Urbano versus rural, arquitetura versus paisagem, homem versus natureza – essas dicotomias de design parecem ter sido bem aproveitadas por profissionais. Não apenas são construtos intelectuais úteis que datam do tempo de Adão e Eva, mas também ferramentas regulatórias efetivas. Ao definir campos de autoridade de maneira compreensível, permitem que projetos complexos sejam financiados, aprovados e construídos de modo organizado.

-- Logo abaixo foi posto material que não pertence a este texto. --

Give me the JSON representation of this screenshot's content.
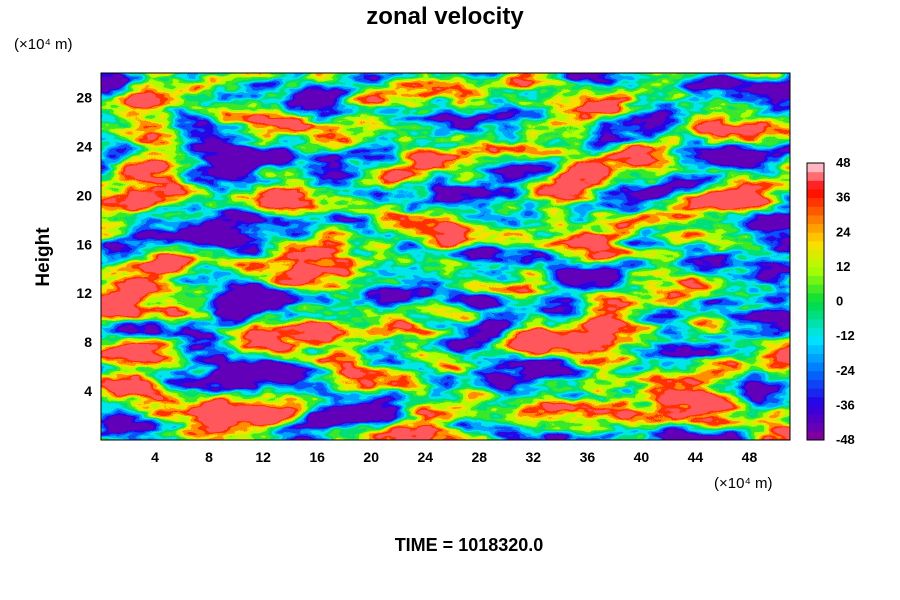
{
  "chart_data": {
    "type": "heatmap",
    "title": "zonal velocity",
    "ylabel": "Height",
    "x_unit": "(×10⁴ m)",
    "y_unit": "(×10⁴ m)",
    "xlim": [
      0,
      51
    ],
    "ylim": [
      0,
      30
    ],
    "x_ticks": [
      4,
      8,
      12,
      16,
      20,
      24,
      28,
      32,
      36,
      40,
      44,
      48
    ],
    "y_ticks": [
      4,
      8,
      12,
      16,
      20,
      24,
      28
    ],
    "colorbar": {
      "min": -48,
      "max": 48,
      "ticks": [
        48,
        36,
        24,
        12,
        0,
        -12,
        -24,
        -36,
        -48
      ],
      "bands": 32
    },
    "annotation": "TIME = 1018320.0"
  },
  "colors": {
    "low": "#7f00a0",
    "high": "#ffb6c1"
  }
}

Mas os praticantes do urbanismo paisagista questionam se essas distinções continuam a fazer sentido numa era de recursos limitados e ameaças ambientais, sugerindo que podemos criar abordagens mais sustentáveis ao desenvolvimento, enfatizando as relações entre sistemas ecológicos e construção urbana. E dizem que ninguém é mais bem equipado para destilar uma direção de design a partir desses padrões fluidos que os arquitetos paisagistas. Contudo, o reconhecimento das interconexões ambientais desafia não apenas a hierarquia usual do arquiteto no topo, mas também as linhas de propriedade e os setores regulatórios que definem como projetamos e construímos.

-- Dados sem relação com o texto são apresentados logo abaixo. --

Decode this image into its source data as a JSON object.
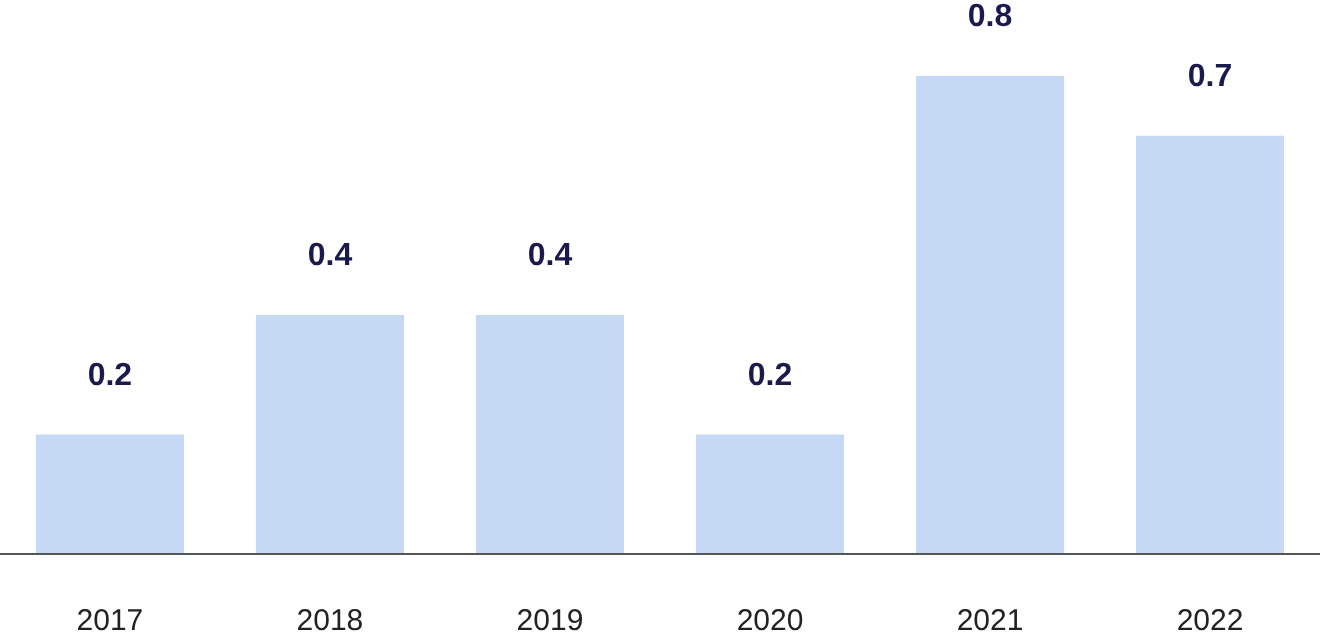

Chris Reed, fundador da Stoss Landscape Urbanism, de Boston, diz que não há escolha. “Precisamos fazer mais com menos. As cidades e os órgãos públicos têm sede de propostas que promovam agendas múltiplas. Espaços abertos flexíveis e produtivos que purifiquem água, gerem energia, estruturem o desenvolvimento, criem novos habitats e se adaptem às mudanças climáticas serão a única solução para administradores públicos que comandam verbas limitadas.” Mas Reed reconhece que converter ideias ousadas em realidades de construção viável exige um compromisso com a pesquisa e a experimentação, além de uma estrutura de governança que respalde propostas ambiciosas.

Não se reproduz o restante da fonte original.